This project focuses on predicting diseases using various machine learning models. We import and clean the data, selecting features for our model. The dataset contains variables representing various clinical symptoms, with prognosis as the outcome, which is a result of the combination of symptoms. The dataset was sourced from Kaggle: Disease Prediction Using Machine Learning
The data is prepared by importing and cleaning, with all missing values addressed. Our final dataframe has no missing values and prognosis has 42 unique categorical values representing various diseases. All other variables are valued either 1 or 0.
In our feature selection phase, we use the Boruta package for feature selection and importance ranking. As a result of the Boruta feature selection, "fluid_overload" was rejected and removed from the data.
The data is then divided into training and test datasets, using a 70/30 split. This split is performed randomly but ensures balanced outcome classes.
We use various machine learning algorithms, including Decision Trees, Naive Bayes and Support Vector Machines (SVM), to create predictive models. The models are compared using various metrics.
The Decision Trees are a type of Supervised Machine Learning where the data is continuously split according to a certain parameter. This model achieved an accuracy of 89.70%.

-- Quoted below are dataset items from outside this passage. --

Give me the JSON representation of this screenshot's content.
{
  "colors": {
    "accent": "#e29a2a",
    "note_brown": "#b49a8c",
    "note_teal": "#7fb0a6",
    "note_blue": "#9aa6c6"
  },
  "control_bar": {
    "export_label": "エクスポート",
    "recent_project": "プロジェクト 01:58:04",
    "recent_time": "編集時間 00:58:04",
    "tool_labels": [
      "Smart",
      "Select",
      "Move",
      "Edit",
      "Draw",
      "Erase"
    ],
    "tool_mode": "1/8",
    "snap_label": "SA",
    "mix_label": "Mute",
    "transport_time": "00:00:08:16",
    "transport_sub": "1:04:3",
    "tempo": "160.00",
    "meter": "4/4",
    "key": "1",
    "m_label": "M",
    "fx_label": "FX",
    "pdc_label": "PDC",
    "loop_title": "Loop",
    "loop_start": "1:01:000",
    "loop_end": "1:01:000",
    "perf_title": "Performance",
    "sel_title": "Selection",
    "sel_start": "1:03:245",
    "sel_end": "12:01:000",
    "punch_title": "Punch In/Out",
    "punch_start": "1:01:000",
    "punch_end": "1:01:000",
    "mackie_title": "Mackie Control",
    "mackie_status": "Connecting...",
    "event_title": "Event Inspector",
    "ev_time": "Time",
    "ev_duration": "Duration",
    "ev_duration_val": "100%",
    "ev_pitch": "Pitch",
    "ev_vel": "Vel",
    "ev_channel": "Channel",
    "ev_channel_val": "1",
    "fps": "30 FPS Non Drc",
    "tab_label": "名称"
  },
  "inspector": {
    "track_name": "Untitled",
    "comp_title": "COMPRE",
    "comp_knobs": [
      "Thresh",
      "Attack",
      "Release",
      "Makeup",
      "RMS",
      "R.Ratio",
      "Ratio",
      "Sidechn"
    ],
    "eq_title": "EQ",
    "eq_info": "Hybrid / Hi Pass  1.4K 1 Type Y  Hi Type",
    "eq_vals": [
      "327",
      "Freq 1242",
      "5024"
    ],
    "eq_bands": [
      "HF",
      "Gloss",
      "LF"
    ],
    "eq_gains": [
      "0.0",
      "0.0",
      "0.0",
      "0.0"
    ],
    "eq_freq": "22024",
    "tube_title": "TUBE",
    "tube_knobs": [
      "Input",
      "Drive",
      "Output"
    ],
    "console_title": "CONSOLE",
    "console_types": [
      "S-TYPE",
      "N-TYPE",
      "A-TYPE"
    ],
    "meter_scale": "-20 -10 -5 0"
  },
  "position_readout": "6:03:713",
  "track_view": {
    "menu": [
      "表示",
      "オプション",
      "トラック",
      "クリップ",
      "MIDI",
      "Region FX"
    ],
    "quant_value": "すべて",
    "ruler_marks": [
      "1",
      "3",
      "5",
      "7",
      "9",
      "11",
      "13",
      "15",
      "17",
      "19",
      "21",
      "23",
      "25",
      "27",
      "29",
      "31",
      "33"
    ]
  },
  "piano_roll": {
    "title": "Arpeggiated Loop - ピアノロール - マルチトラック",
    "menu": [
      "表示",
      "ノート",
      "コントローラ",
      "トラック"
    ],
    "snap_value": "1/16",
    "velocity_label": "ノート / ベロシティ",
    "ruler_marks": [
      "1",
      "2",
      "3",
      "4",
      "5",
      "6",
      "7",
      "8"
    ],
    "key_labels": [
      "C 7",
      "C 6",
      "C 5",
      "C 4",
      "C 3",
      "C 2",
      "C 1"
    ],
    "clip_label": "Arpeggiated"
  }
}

The Naive Bayes classifier, a probabilistic model that uses Bayes' Theorem with strong (naïve) independence assumptions between the features, achieved an impressive accuracy of 100%.

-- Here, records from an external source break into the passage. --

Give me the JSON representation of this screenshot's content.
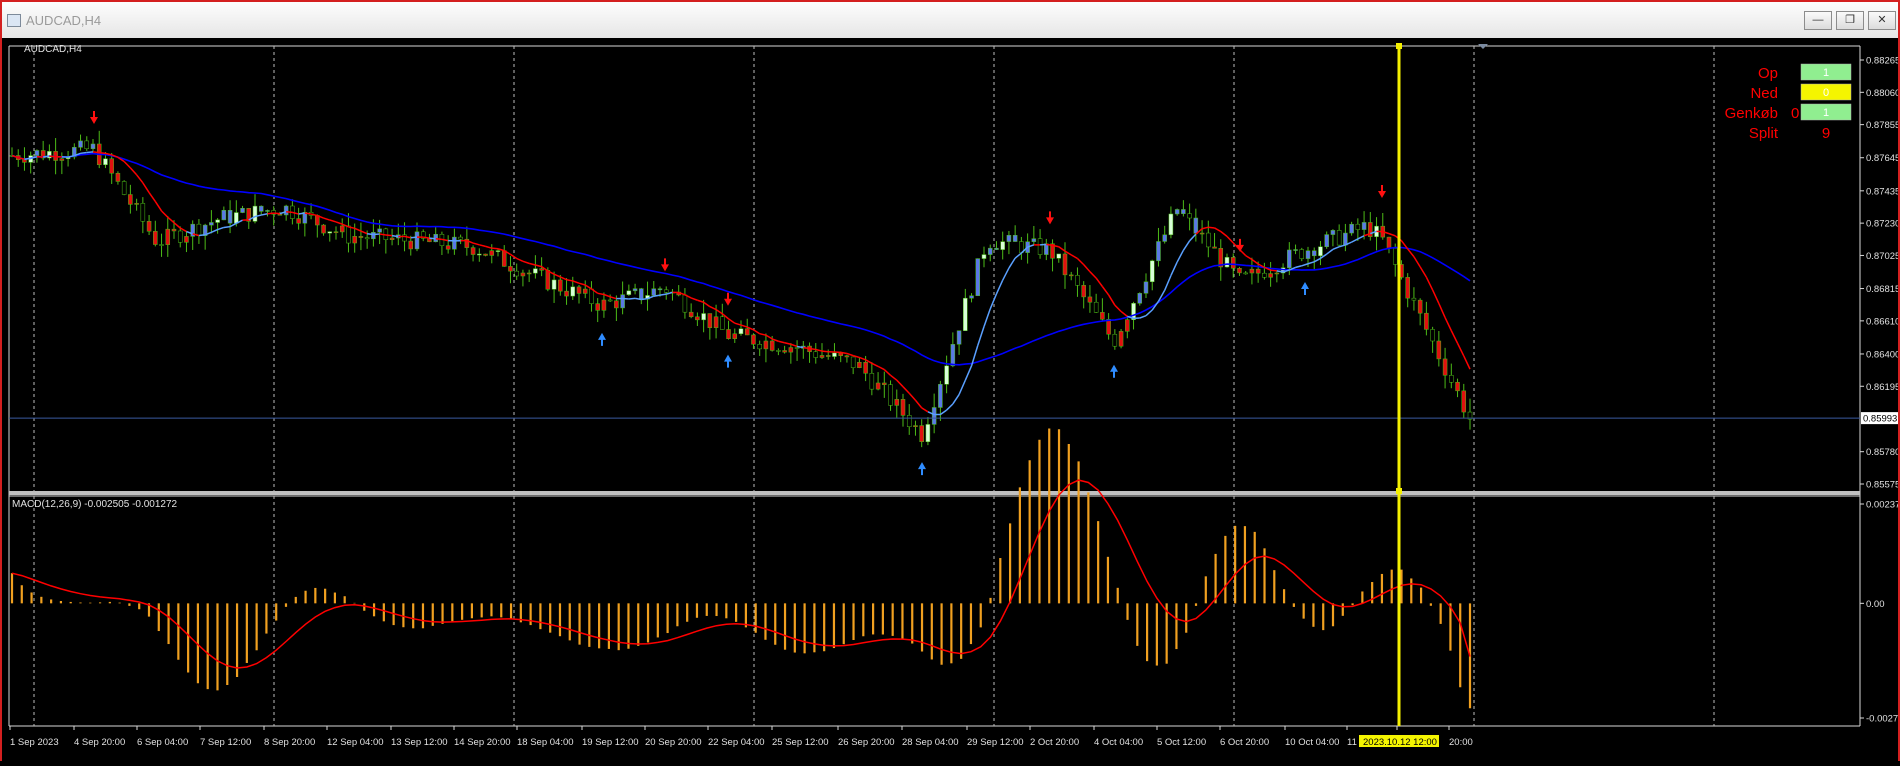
{
  "window": {
    "title": "AUDCAD,H4",
    "buttons": [
      "minimize",
      "restore",
      "close"
    ]
  },
  "chart_header": {
    "symbol_label": "AUDCAD,H4"
  },
  "panel": {
    "rows": [
      {
        "label": "Op",
        "value": "1",
        "prefix": "",
        "color": "#90ee90"
      },
      {
        "label": "Ned",
        "value": "0",
        "prefix": "",
        "color": "#f5f500"
      },
      {
        "label": "Genkøb",
        "value": "1",
        "prefix": "0",
        "color": "#90ee90"
      },
      {
        "label": "Split",
        "value": "9",
        "prefix": "",
        "color": null
      }
    ],
    "label_color": "#ff0000"
  },
  "macd_label": "MACD(12,26,9) -0.002505 -0.001272",
  "price_axis": {
    "ticks": [
      "0.88265",
      "0.88060",
      "0.87855",
      "0.87645",
      "0.87435",
      "0.87230",
      "0.87025",
      "0.86815",
      "0.86610",
      "0.86400",
      "0.86195",
      "0.85780",
      "0.85575"
    ],
    "current_price": "0.85993"
  },
  "macd_axis": {
    "ticks": [
      "0.002371",
      "0.00",
      "-0.002737"
    ]
  },
  "time_axis": {
    "labels": [
      "1 Sep 2023",
      "4 Sep 20:00",
      "6 Sep 04:00",
      "7 Sep 12:00",
      "8 Sep 20:00",
      "12 Sep 04:00",
      "13 Sep 12:00",
      "14 Sep 20:00",
      "18 Sep 04:00",
      "19 Sep 12:00",
      "20 Sep 20:00",
      "22 Sep 04:00",
      "25 Sep 12:00",
      "26 Sep 20:00",
      "28 Sep 04:00",
      "29 Sep 12:00",
      "2 Oct 20:00",
      "4 Oct 04:00",
      "5 Oct 12:00",
      "6 Oct 20:00",
      "10 Oct 04:00",
      "11",
      "2023.10.12 12:00",
      "20:00"
    ]
  },
  "chart_data": {
    "type": "line",
    "symbol": "AUDCAD",
    "timeframe": "H4",
    "x_range": [
      "1 Sep 2023",
      "13 Oct 2023"
    ],
    "price_ylim": [
      0.85575,
      0.88265
    ],
    "close_series": [
      {
        "x": "1 Sep 2023",
        "y": 0.8766
      },
      {
        "x": "4 Sep 20:00",
        "y": 0.877
      },
      {
        "x": "6 Sep 04:00",
        "y": 0.8711
      },
      {
        "x": "7 Sep 12:00",
        "y": 0.8726
      },
      {
        "x": "8 Sep 20:00",
        "y": 0.8733
      },
      {
        "x": "12 Sep 04:00",
        "y": 0.8715
      },
      {
        "x": "13 Sep 12:00",
        "y": 0.8712
      },
      {
        "x": "14 Sep 20:00",
        "y": 0.8708
      },
      {
        "x": "18 Sep 04:00",
        "y": 0.8689
      },
      {
        "x": "19 Sep 12:00",
        "y": 0.8671
      },
      {
        "x": "20 Sep 20:00",
        "y": 0.8682
      },
      {
        "x": "22 Sep 04:00",
        "y": 0.8652
      },
      {
        "x": "25 Sep 12:00",
        "y": 0.8645
      },
      {
        "x": "26 Sep 20:00",
        "y": 0.8633
      },
      {
        "x": "28 Sep 04:00",
        "y": 0.8589
      },
      {
        "x": "29 Sep 12:00",
        "y": 0.8712
      },
      {
        "x": "2 Oct 20:00",
        "y": 0.8706
      },
      {
        "x": "4 Oct 04:00",
        "y": 0.8648
      },
      {
        "x": "5 Oct 12:00",
        "y": 0.8732
      },
      {
        "x": "6 Oct 20:00",
        "y": 0.8686
      },
      {
        "x": "10 Oct 04:00",
        "y": 0.8706
      },
      {
        "x": "11 Oct",
        "y": 0.8721
      },
      {
        "x": "2023.10.12 12:00",
        "y": 0.8713
      },
      {
        "x": "20:00",
        "y": 0.8599
      }
    ],
    "moving_average_color": "#0000ff",
    "signal_line_colors": {
      "up": "#5aa0ff",
      "down": "#ff0000"
    },
    "arrows": {
      "down": [
        "4 Sep 20:00",
        "20 Sep 20:00",
        "22 Sep 04:00",
        "2 Oct 20:00",
        "6 Oct 20:00",
        "2023.10.12 12:00"
      ],
      "up": [
        "19 Sep 12:00",
        "22 Sep 04:00",
        "28 Sep 04:00",
        "4 Oct 04:00",
        "10 Oct 04:00"
      ]
    },
    "current_price": 0.85993,
    "vertical_marker": "2023.10.12 12:00",
    "macd": {
      "params": "12,26,9",
      "main": -0.002505,
      "signal": -0.001272,
      "ylim": [
        -0.002737,
        0.002371
      ],
      "histogram_color": "#f0a020",
      "signal_color": "#ff0000"
    },
    "grid": true
  }
}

The Support Vector Machines (SVM), a maximum margin classifier, also achieved an accuracy of 100%.
In comparison, the SVM and Naive Bayes models performed better than the Decision Tree model in terms of accuracy, specificity, and sensitivity.
However, in a real-world scenario, it is impractical to achieve an accuracy of 100%. As a result, it can be inferred that the models are overfitting due to the unavailability of accurate data. This indicates a potential need for additional data or the application of regularization techniques to improve model performance.
By using these models, we can develop systems that are capable of predicting diseases based on a set of symptoms, potentially helping in providing early and more accurate diagnoses. However, it should be noted that these models should not replace professional medical advice but can provide valuable insights and supplement professional medical judgement.
The project is a stepping stone in the field of medical diagnosis using machine learning, with potential for further optimization and refinement. Contributions and suggestions for improvements are always welcome.